Succedono strane cose a Damasco. Così strane da scatenare sospetti, dietrologie plausibili perché solo con esse sono spiegabili certi misteri.

C'è un nuovo sceriffo in città, si chiama Abu Mohammad al Jolani, che significa grosso modo "il padre di Mohammad, originario del Golan”. Nella sua biografia c'è scritto che è nato 42 anni fa in una famiglia laica e panarabista di orientamento nasseriano, ma ben presto ha sposato il Jihad, militando sia in al-Qaeda, al fianco del famigerato Abu Musab al-Zarqawi, sia nello Stato islamico di Abu Bakr al-Baghdadi per poi mettersi in proprio e diventare il conquistatore di Damasco.

Uno che nel nome di battaglia ha voluto ricordare il luogo natale dei suoi avi, che lo abbandonarono in seguito all'occupazione israeliana del 1967, lo dovrebbe tenere per caro. Eppure, nonostante gli israeliani non solo abbiano preso a bombardare tutti gli arsenali siriani ma abbiano persino occupato il resto del Golan che ancora non era sotto il loro controllo, al-Jolani non ha proferito verbo.

Niente nemmeno una parola. E sì che di opportunità ne ha avute se non fa altro che rilasciare interviste e dichiarazioni per rassicurare la comunità internazionale sulle sue intenzioni moderate e in netto contrasto con la sua storia personale.

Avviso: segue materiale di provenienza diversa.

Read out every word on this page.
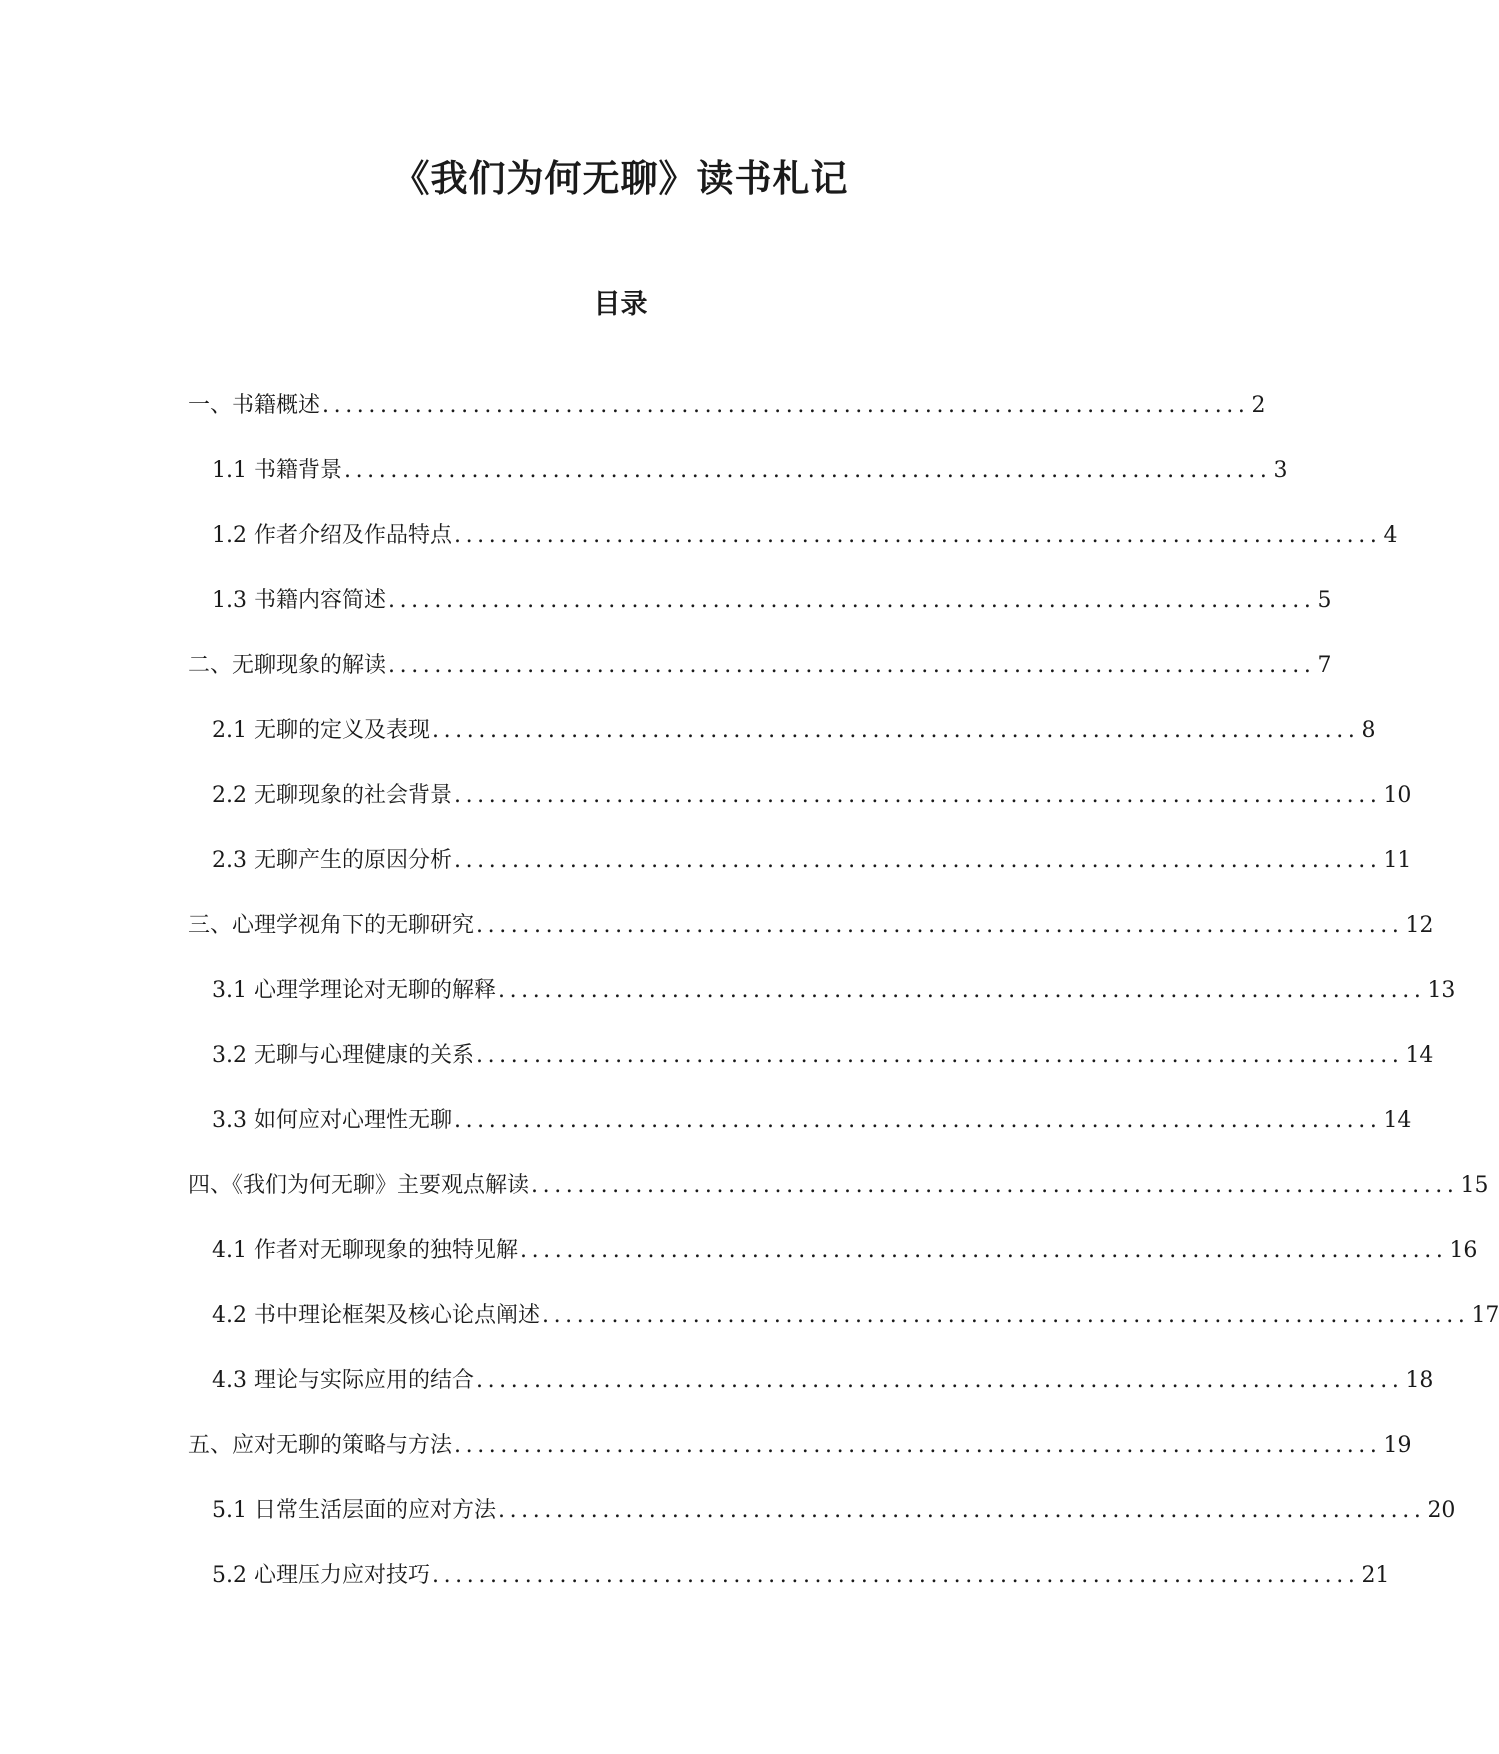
《我们为何无聊》读书札记
目录
一、书籍概述 ................................................................................ 2
1.1 书籍背景 ................................................................................ 3
1.2 作者介绍及作品特点 ................................................................................ 4
1.3 书籍内容简述 ................................................................................ 5
二、无聊现象的解读 ................................................................................ 7
2.1 无聊的定义及表现 ................................................................................ 8
2.2 无聊现象的社会背景 ................................................................................ 10
2.3 无聊产生的原因分析 ................................................................................ 11
三、心理学视角下的无聊研究 ................................................................................ 12
3.1 心理学理论对无聊的解释 ................................................................................ 13
3.2 无聊与心理健康的关系 ................................................................................ 14
3.3 如何应对心理性无聊 ................................................................................ 14
四、《我们为何无聊》主要观点解读 ................................................................................ 15
4.1 作者对无聊现象的独特见解 ................................................................................ 16
4.2 书中理论框架及核心论点阐述 ................................................................................ 17
4.3 理论与实际应用的结合 ................................................................................ 18
五、应对无聊的策略与方法 ................................................................................ 19
5.1 日常生活层面的应对方法 ................................................................................ 20
5.2 心理压力应对技巧 ................................................................................ 21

Non si è mai visto un leader con il suo profilo che accetta così supinamente la violazione del suo territorio e del suo spazio aereo. Quasi fosse un novello Gandhi mediorientale che oppone una resistenza passiva. E fosse solo il Golan.

I turchi allargano la loro presenza nell'area abitata dai curdi senza che ci sia una ferma reazione: questo è più comprensibile visto che Recep Erdogan è stato il padrino della sua ascesa. Gli stessi curdi si sono dotati di una larga autonomia nel nord del Paese e per ora non ci sono obiezioni o rivendicazioni in nome di una sovranità centrale.

Gruppi sciolti di jihadisti niente affatto folgorati dal moderatismo, compresi testardi reduci del disciolto Stato islamico, mantengono le posizioni in piccole enclave dove la fanno da padroni. Persino ai russi, in teoria acerrimi nemici, è stato già concesso a priori di conservare le loro basi militari a Latakia e Tartus, il loro sbocco nel mare caldo, il Mediterraneo. Fino a poter concludere, certo esagerando un po' ma non troppo, che Abu Mohammad controlla di fatto solo ciò che si vede da un minareto di Damasco.

Come si spiega tanta condiscendenza? Solo postulando che l'irresistibile ascesa dei jihadisti apparentemente trasformati da tigri in gattoni non sia stata altro che una messa in scena. Che tutto fosse già stato concordato a priori. Con la Turchia, con la Russia, con Israele e con il nulla osta di Donald Trump, il futuro inquilino della Casa Bianca.

Non c'è precedente nella storia di un regime, per quanto obsoleto, che si squaglia in solo tre giorni, senza tentare nemmeno un simulacro di difesa, senza qualche fedelissimo kamikaze che si immola in nome del tiranno da cui è stato nutrito.

Bashar Assad era a fine corsa. Gli alleati iraniani hanno ammesso ieri di averlo avvertito da tempo che aveva i giorni contati dopo la distruzione della milizia che più lo avete tenuto in sella in questo ultimi anni, gli Hezbollah libanesi. E allora meglio un'ordinata ritirata che uno spargimento di sangue.

Non per caso i familiari del dittatore erano riparati a Mosca già a fine novembre, quando i giochi erano fatti. E lo stesso presidente, non dimentichiamolo cresciuto in occidente, ha preferito un'ingloriosa fuga alla fine di un Saddam Hussein o di un Muhammar Gheddafi.

E, se la Siria è, come è, un puzzle, ecco che ciascuno si sta scegliendo à-la-carte le tessere di cui ha bisogno. Israele rafforza il suo confine nord controllando il Golan e il monte Hermon un baluardo naturale evidentemente non così convinto della folgorazione sulla via di Damasco dell'ex tagliagole.

Erdogan si tiene una carta bianca per vincere la partita contro i curdi-siriani, la sua ossessione perenne. Gli stessi curdi-siriani che l'occidente usò come esercito-taxi per sconfiggere lo Stato islamico e ora si trova i suoi superstiti insediati sulle poltrone più alte del Paese. Va bene che la riconoscenza non è di questo mondo, ma dobbiamo proprio fingere che non sia un nostro problema?